I have made assumptions based on male and female sounding names. When this has been unclear, I have consulted either my own knowledge – or online – to make a judgement. This is in no way an attempt to eliminate gender diversity inbetween the binaries of male and female, so I am open to editing this list should there be any dispute over a MP/former MP’s gender identification.
So, with that in mind, here are the base figures:
2010 General Election Total Scottish Westminster Constituency Seats: 59
Male MPs: 46 (77.97%)
Female MPs: 13 (22.03%)
2015 General Election Total Scottish Westminster Constituency Seats: 59
Male MPs: 39 (66.10%)
Female MPs: 20 (33.90%)
So a basic calculation demonstrates a 35% increase in the amount of women representing Scottish constituencies in Westminster. Although, with the SNP returning an overwhelming amount of MPs, it is crucial we focus on the breakdown of their prospective parliamentary candidates for the 2015 election too:
Male SNP Prospective Parliamentary Candidates: 38 (64.41%)
Female SNP Prospective Parliamentary Candidates: 21 (35.59%)
It may be that our changing perceptions of women in positions of power is affecting how we make our democratic choices. But, adhering to the very rudimentary statistics presented from a comparison of 2010 and 2015, it would appear that the SNP are pushing Scotland closer to gender equality in politics. However, it’s clear to see from the PPC numbers that it’s still not enough.
There has been prior tension due to plans by Nicola Sturgeon to introduce all-women SNP candidate shortlists for the Scottish Parliamentary elections in 2016. With the SNP MSPs’ gender representation coming in at around a 73:27 split in favour of men, the First Minister’s plans for these one-sided shortlists must be understood within the context of the male-dominated societies that we live in.
For many years, women have not been encouraged to take up positions of power.
For those that would disagree: it is not as simple as ‘the most skilled candidate = the right person’. It is not just about the ability to be equal or the ability to do what men do. Boiling it down to such base levels completely defeats the complexities that define perceptions of gender and, indeed, any wider forms of oppression.
This is because women are still encouraged – whether directly in everyday interactions, or indirectly via advertising and our media – to take on subservient roles. And this encouragement creates barriers for women – barriers that are invisible to those with the privilege of being male.
The SNP have shown themselves committed to a 50-50 gender split in boardrooms by 2020. The First Minister even appointed her own Cabinet on that criterion.
Women are, slowly but surely, now starting to be appreciated for their political minds alone.
The late SNP stalwart Margo MacDonald was consistently cited for her terrific political mind; but not before comments about her ‘flowing golden locks’ or her ‘buxom figure’. However, the nationalist movement is most certainly just as guilty of this behaviour. In the 1960s and 70s, it was common place to see ‘Miss SNP’ contestants at all of the party’s constituency, district and regional branches. But that was then – and this is now.

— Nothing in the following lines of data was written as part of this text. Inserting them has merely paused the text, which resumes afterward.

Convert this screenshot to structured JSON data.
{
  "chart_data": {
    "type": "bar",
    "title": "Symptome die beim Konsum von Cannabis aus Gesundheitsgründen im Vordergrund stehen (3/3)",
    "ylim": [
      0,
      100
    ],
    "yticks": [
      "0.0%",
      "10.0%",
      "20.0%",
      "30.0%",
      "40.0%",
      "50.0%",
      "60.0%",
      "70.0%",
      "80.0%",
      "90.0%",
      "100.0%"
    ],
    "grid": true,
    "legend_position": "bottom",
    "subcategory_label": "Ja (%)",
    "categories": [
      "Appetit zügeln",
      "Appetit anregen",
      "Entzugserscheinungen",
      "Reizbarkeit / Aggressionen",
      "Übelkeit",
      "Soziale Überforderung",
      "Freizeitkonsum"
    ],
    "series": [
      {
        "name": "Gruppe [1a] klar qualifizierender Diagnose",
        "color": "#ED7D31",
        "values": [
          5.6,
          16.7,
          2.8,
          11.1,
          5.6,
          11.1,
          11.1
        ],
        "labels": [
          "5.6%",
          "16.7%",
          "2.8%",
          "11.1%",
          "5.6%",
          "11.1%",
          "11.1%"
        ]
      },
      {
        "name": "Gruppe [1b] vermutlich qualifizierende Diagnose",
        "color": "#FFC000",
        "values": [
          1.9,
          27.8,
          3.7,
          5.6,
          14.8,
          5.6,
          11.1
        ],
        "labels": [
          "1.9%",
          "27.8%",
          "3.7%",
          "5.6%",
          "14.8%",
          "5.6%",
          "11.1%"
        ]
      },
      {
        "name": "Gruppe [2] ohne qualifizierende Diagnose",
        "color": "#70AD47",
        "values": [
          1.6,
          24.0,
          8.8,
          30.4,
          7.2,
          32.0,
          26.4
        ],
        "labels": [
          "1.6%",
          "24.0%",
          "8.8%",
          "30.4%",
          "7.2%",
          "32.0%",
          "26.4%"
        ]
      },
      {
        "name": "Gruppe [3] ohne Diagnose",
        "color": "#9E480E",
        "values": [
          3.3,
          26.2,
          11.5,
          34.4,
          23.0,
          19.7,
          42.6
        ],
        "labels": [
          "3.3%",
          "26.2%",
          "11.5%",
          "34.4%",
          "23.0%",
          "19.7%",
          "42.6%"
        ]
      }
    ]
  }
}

The SNP is now fronted by a woman. Many women are prominent in the party. And many more women are to become names that will be known to the Scottish public.
Anything that can be used as a brick for women to smash through the ‘glass ceiling’ should be encouraged. This isn’t because women aren’t capable of doing this without the need for a brick – rather, it’s an equaliser. An equaliser as recognition and an apology for the years of male-dominated power games. And the years of patriarchal undermining that is still to come.
The fact that it has taken a woman, Nicola Sturgeon, to hand this equaliser to other women should tell you all that you need to know about male privilege.